Dazu gehörte die Präsentation scheinbar unverwüstlicher traditioneller Gattungen bis hin zum
Klarinettenquintett, besonders überzeugend beim Lied des 21. Jahrhunderts: Claudia Barainsky
und Salome Kammer standen jeweils für ungebrochenen Stimmausdruck und sprachorientiertes Experiment ein,
letztere mit dem köstlichen, sich um die Börsenkurse sorgenden Zwischen Blick Hinter Grund
des Eisler-haft zur Popularmusik he-rüberzwinkernden Rudi Spring.
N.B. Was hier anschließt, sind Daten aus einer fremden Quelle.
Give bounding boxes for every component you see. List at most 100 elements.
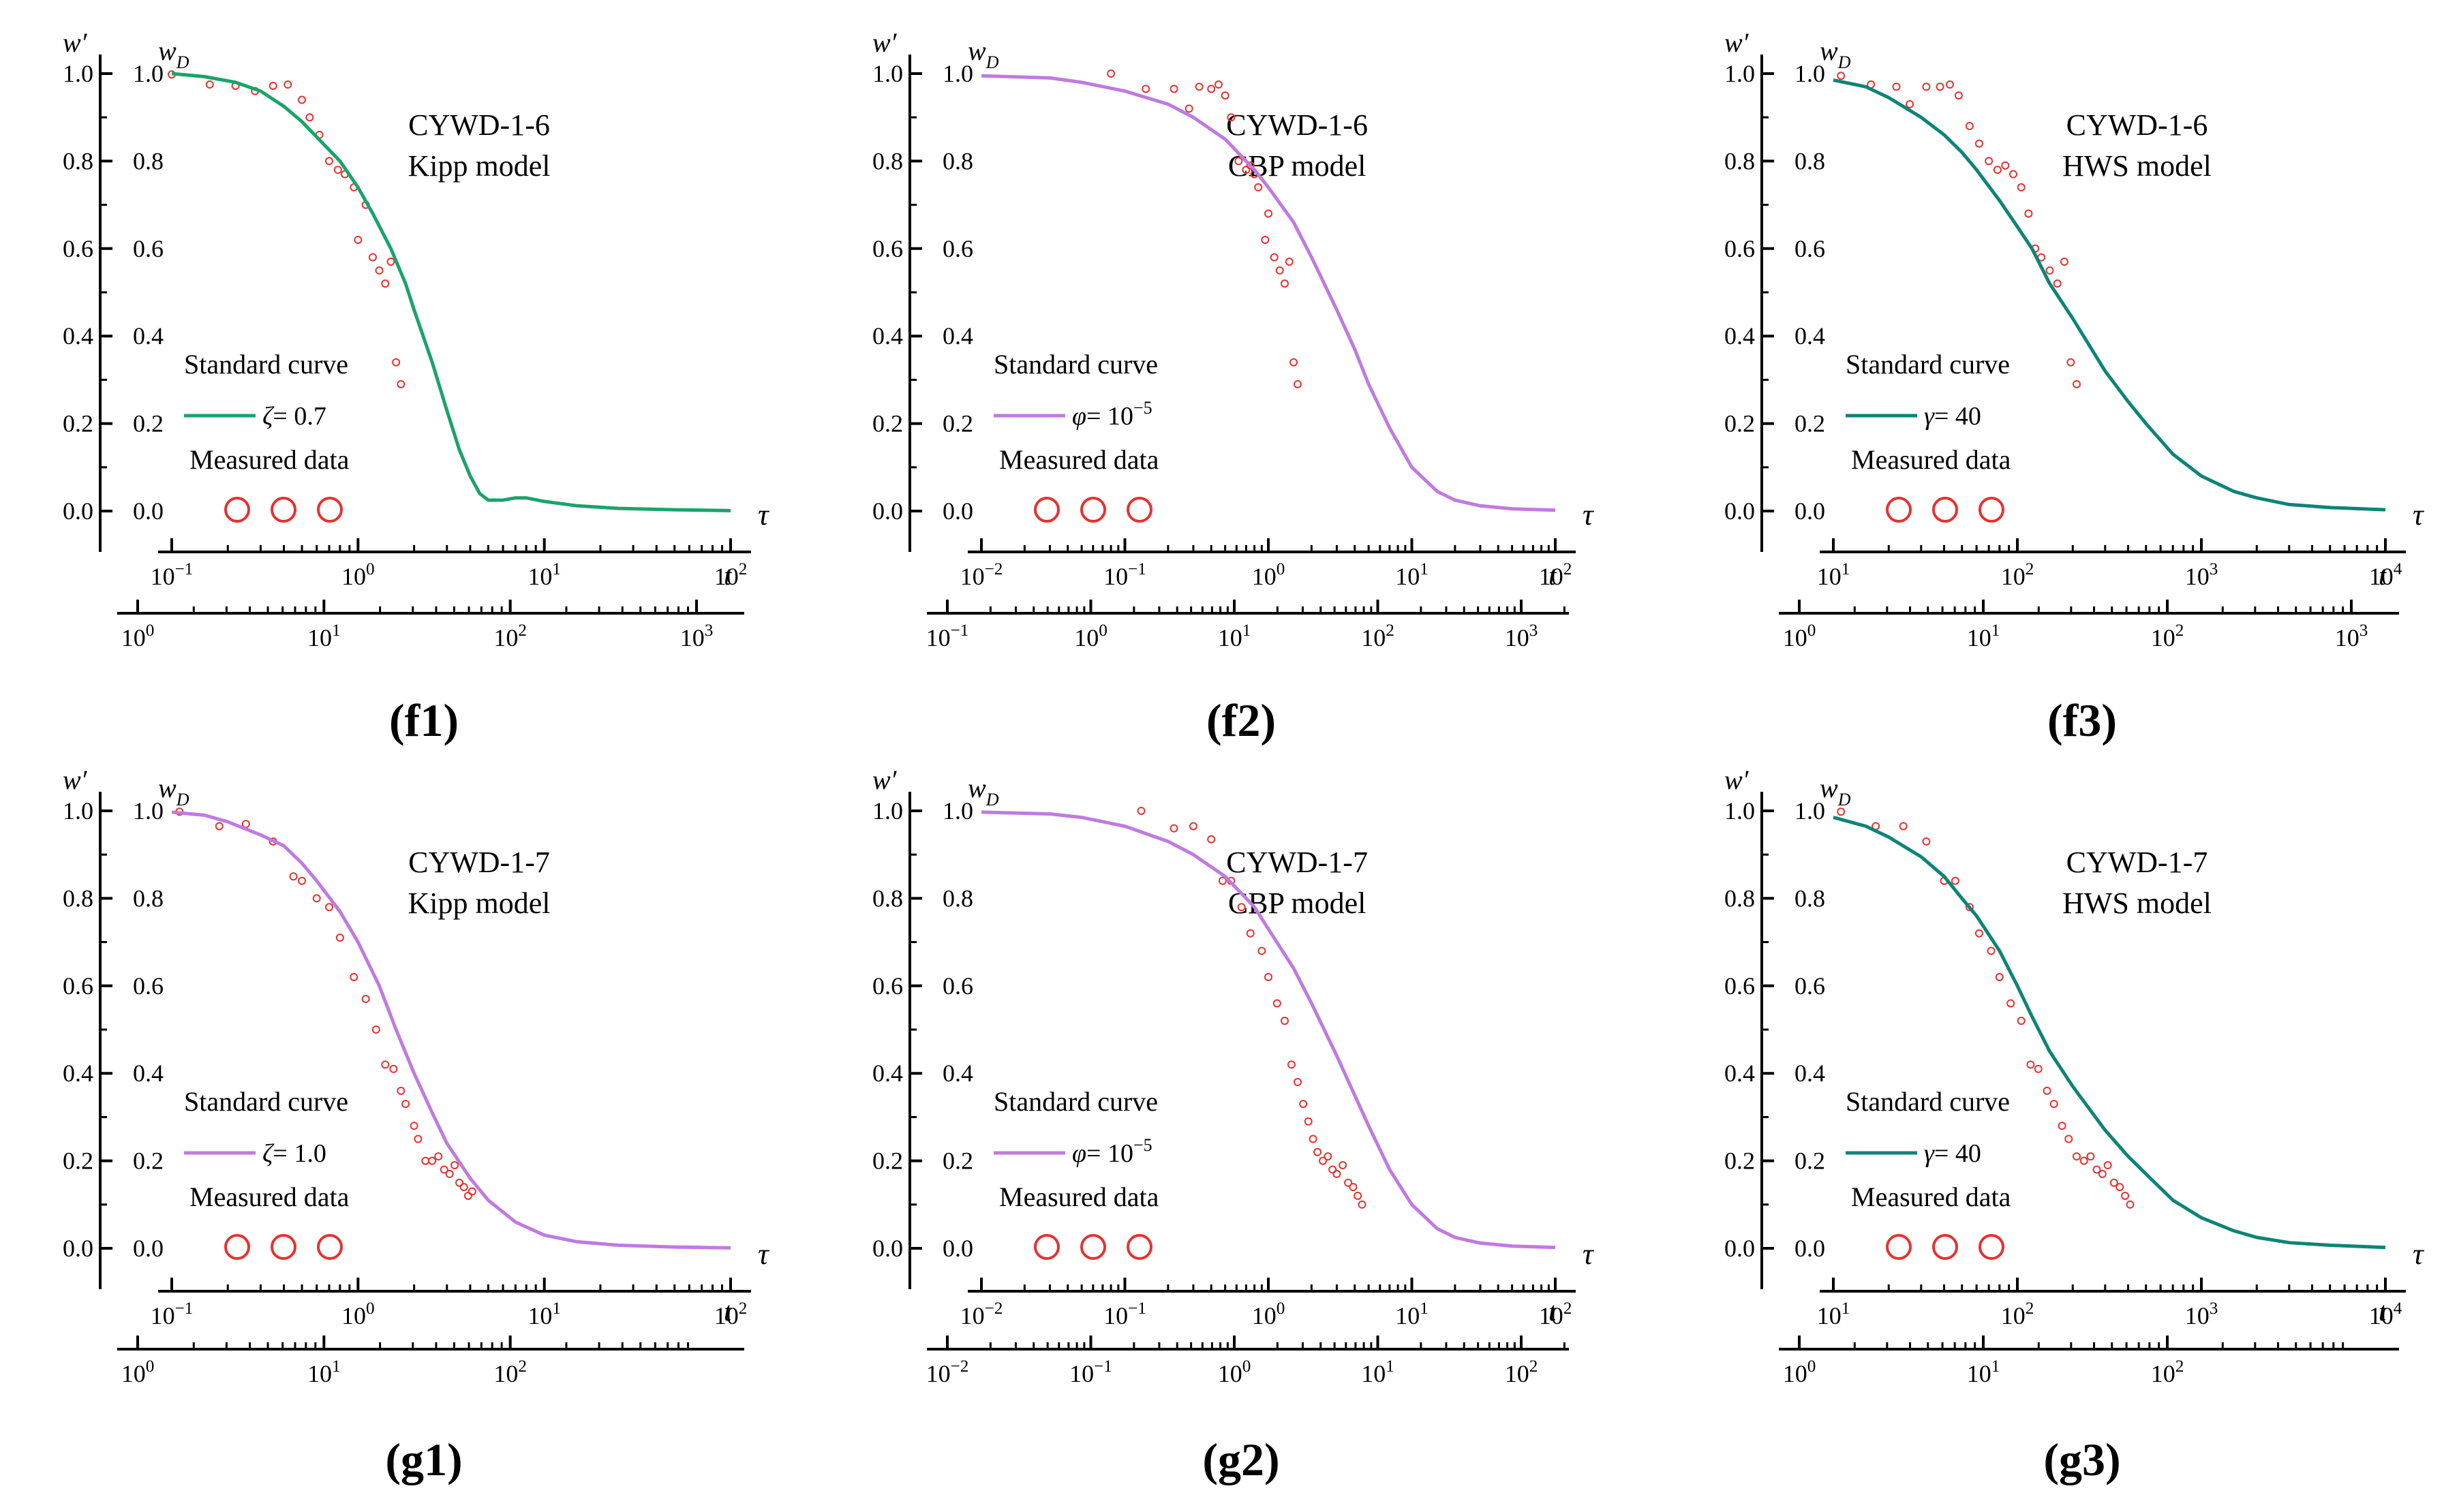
y2-tick-label: 0.4: [943, 322, 973, 350]
y2-tick-label: 0.2: [1794, 1147, 1825, 1175]
measured-point: [324, 157, 333, 166]
measured-point: [1995, 972, 2004, 981]
y-tick-label: 1.0: [872, 797, 903, 824]
measured-point: [2109, 1178, 2118, 1187]
measured-point: [440, 1165, 448, 1174]
t-axis-label: t: [2379, 560, 2387, 591]
measured-point: [2024, 209, 2033, 218]
measured-point: [381, 279, 390, 288]
measured-point: [468, 1187, 476, 1196]
measured-point: [324, 903, 333, 912]
standard-curve-line: [1833, 816, 2386, 1250]
y2-tick-label: 0.8: [1794, 884, 1825, 912]
measured-point: [1293, 1078, 1302, 1087]
y2-tick-label: 0.8: [133, 884, 164, 912]
measured-point: [2017, 183, 2026, 191]
tau-tick-label: 101: [528, 1299, 561, 1329]
t-tick-label: 101: [1967, 621, 2000, 651]
t-tick-label: 102: [1361, 621, 1394, 651]
y-axis-label: w′: [63, 765, 88, 795]
legend-marker: [1034, 1234, 1060, 1260]
legend-curve-label: Standard curve: [1846, 1086, 2010, 1117]
y-tick-label: 1.0: [872, 60, 903, 87]
y-tick-label: 0.8: [872, 884, 903, 912]
standard-curve-line: [171, 72, 731, 512]
legend-data-label: Measured data: [999, 444, 1159, 475]
measured-point: [1954, 91, 1963, 100]
t-axis-label: t: [1548, 1296, 1557, 1327]
y2-tick-label: 0.6: [133, 972, 164, 1000]
y-tick-label: 0.2: [63, 410, 93, 437]
measured-point: [389, 1064, 398, 1073]
tau-axis-label: τ: [758, 498, 770, 531]
standard-curve-line: [171, 810, 731, 1250]
tau-tick-label: 101: [528, 560, 561, 590]
measured-point: [1985, 157, 1994, 166]
measured-point: [361, 995, 370, 1004]
y-tick-label: 0.0: [1724, 497, 1755, 525]
tau-axis-label: τ: [2413, 498, 2425, 531]
t-tick-label: 10−1: [926, 621, 969, 651]
measured-point: [2017, 1017, 2026, 1025]
measured-point: [2103, 1161, 2112, 1170]
y2-axis-label: wD: [968, 35, 999, 72]
y2-axis-label: wD: [1820, 35, 1851, 72]
tau-axis-label: τ: [1583, 1237, 1595, 1271]
measured-point: [1354, 1191, 1362, 1200]
measured-point: [1324, 1152, 1332, 1161]
legend-marker: [1979, 497, 2004, 523]
legend-marker: [1080, 497, 1106, 523]
measured-point: [428, 1156, 437, 1165]
y-tick-label: 0.8: [872, 147, 903, 174]
y2-tick-label: 0.0: [133, 497, 164, 525]
legend-param-label: φ= 10−5: [1072, 398, 1152, 431]
measured-point: [2049, 1100, 2058, 1109]
t-tick-label: 100: [1783, 1357, 1816, 1387]
y-axis-label: w′: [1724, 27, 1750, 58]
measured-point: [1254, 183, 1263, 191]
y2-tick-label: 0.8: [133, 147, 164, 174]
measured-point: [2034, 1064, 2043, 1073]
measured-point: [2045, 266, 2054, 275]
measured-point: [1965, 903, 1974, 912]
y-tick-label: 0.8: [63, 884, 93, 912]
measured-point: [2079, 1156, 2088, 1165]
y2-tick-label: 0.4: [1794, 1060, 1825, 1087]
legend-curve-label: Standard curve: [184, 349, 348, 380]
y2-axis-label: wD: [968, 773, 999, 809]
measured-point: [1993, 166, 2002, 174]
measured-point: [1922, 837, 1931, 846]
y2-tick-label: 0.6: [1794, 235, 1825, 262]
legend-marker: [224, 1234, 250, 1260]
measured-point: [333, 166, 342, 174]
y-tick-label: 0.6: [63, 235, 93, 262]
legend-marker: [1034, 497, 1060, 523]
y2-tick-label: 1.0: [133, 60, 164, 87]
y-tick-label: 0.8: [63, 147, 93, 174]
y-tick-label: 0.6: [872, 972, 903, 1000]
y2-tick-label: 1.0: [1794, 60, 1825, 87]
y-tick-label: 0.2: [1724, 1147, 1755, 1175]
measured-point: [2008, 170, 2017, 179]
tau-tick-label: 10−1: [151, 1299, 194, 1329]
measured-point: [1293, 380, 1302, 388]
chart-g3: 1.0 1.0 0.8 0.8 0.6 0.6 0.4 0.4 0.2 0.2 0.0 0.0 w′ wD…: [1724, 765, 2425, 1485]
measured-point: [1264, 972, 1272, 981]
y2-axis-label: wD: [158, 773, 189, 809]
tau-tick-label: 104: [2369, 560, 2402, 590]
measured-point: [2026, 1060, 2035, 1069]
measured-point: [269, 81, 277, 90]
measured-point: [2066, 358, 2075, 367]
y-tick-label: 0.0: [1724, 1235, 1755, 1262]
t-tick-label: 100: [1074, 621, 1108, 651]
tau-tick-label: 100: [1252, 1299, 1285, 1329]
measured-point: [463, 1191, 472, 1200]
chart-g1: 1.0 1.0 0.8 0.8 0.6 0.6 0.4 0.4 0.2 0.2 0.0 0.0 w′ wD…: [63, 765, 770, 1485]
y2-tick-label: 0.4: [133, 1060, 164, 1087]
legend-curve-label: Standard curve: [994, 1086, 1158, 1117]
measured-point: [1287, 1060, 1296, 1069]
measured-point: [1946, 80, 1955, 89]
legend-marker: [1886, 497, 1912, 523]
measured-point: [375, 266, 384, 275]
measured-point: [1280, 279, 1289, 288]
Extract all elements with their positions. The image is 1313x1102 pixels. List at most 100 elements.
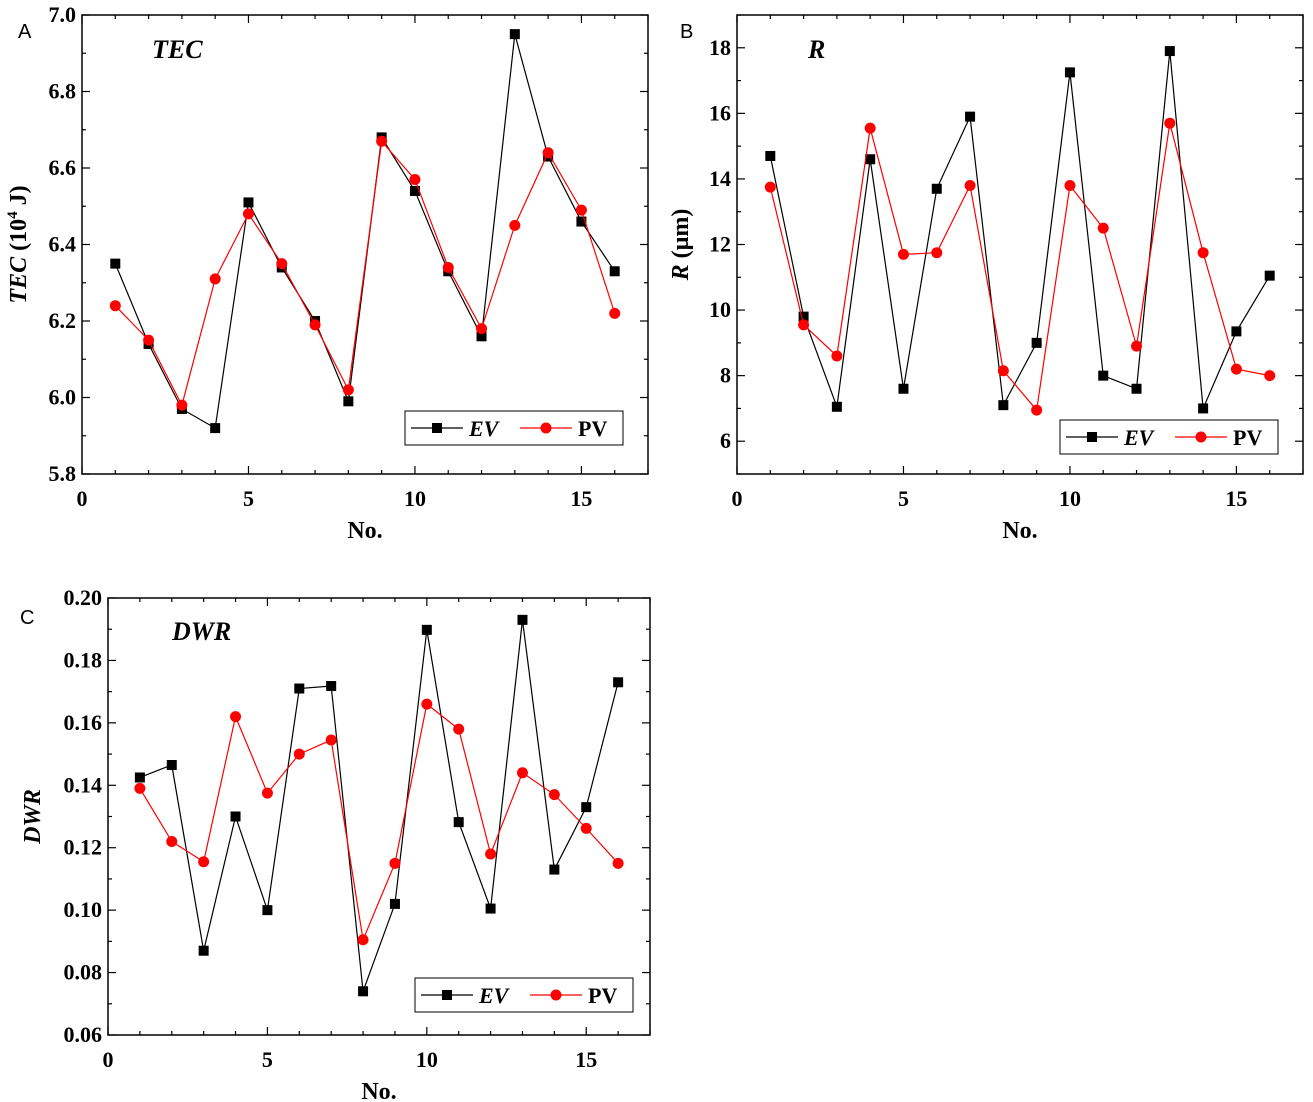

Im Übrigen waren die tiefgreifendsten
Erlebnisse bei den Klassikern zu haben: Helmut Lachenmanns in wohltuendem Schwarzweiß schraffiertes
Orchesterstück Klangschatten mein Saitenspiel, Giacinto Scelsis den Einzelton aufbohrende
Streichquartette, Salvatore Sciarrino mit der zerbrechlich überwältigenden Schönheit seiner Aspern
Suite und diverser Notturni und Polveri laterati für Klavier, begeistert
begeisternd vorgetragen von Marino Fomenti und gestreut zwischen Texte Platons, über das Werdende, die
Seele, die Stille.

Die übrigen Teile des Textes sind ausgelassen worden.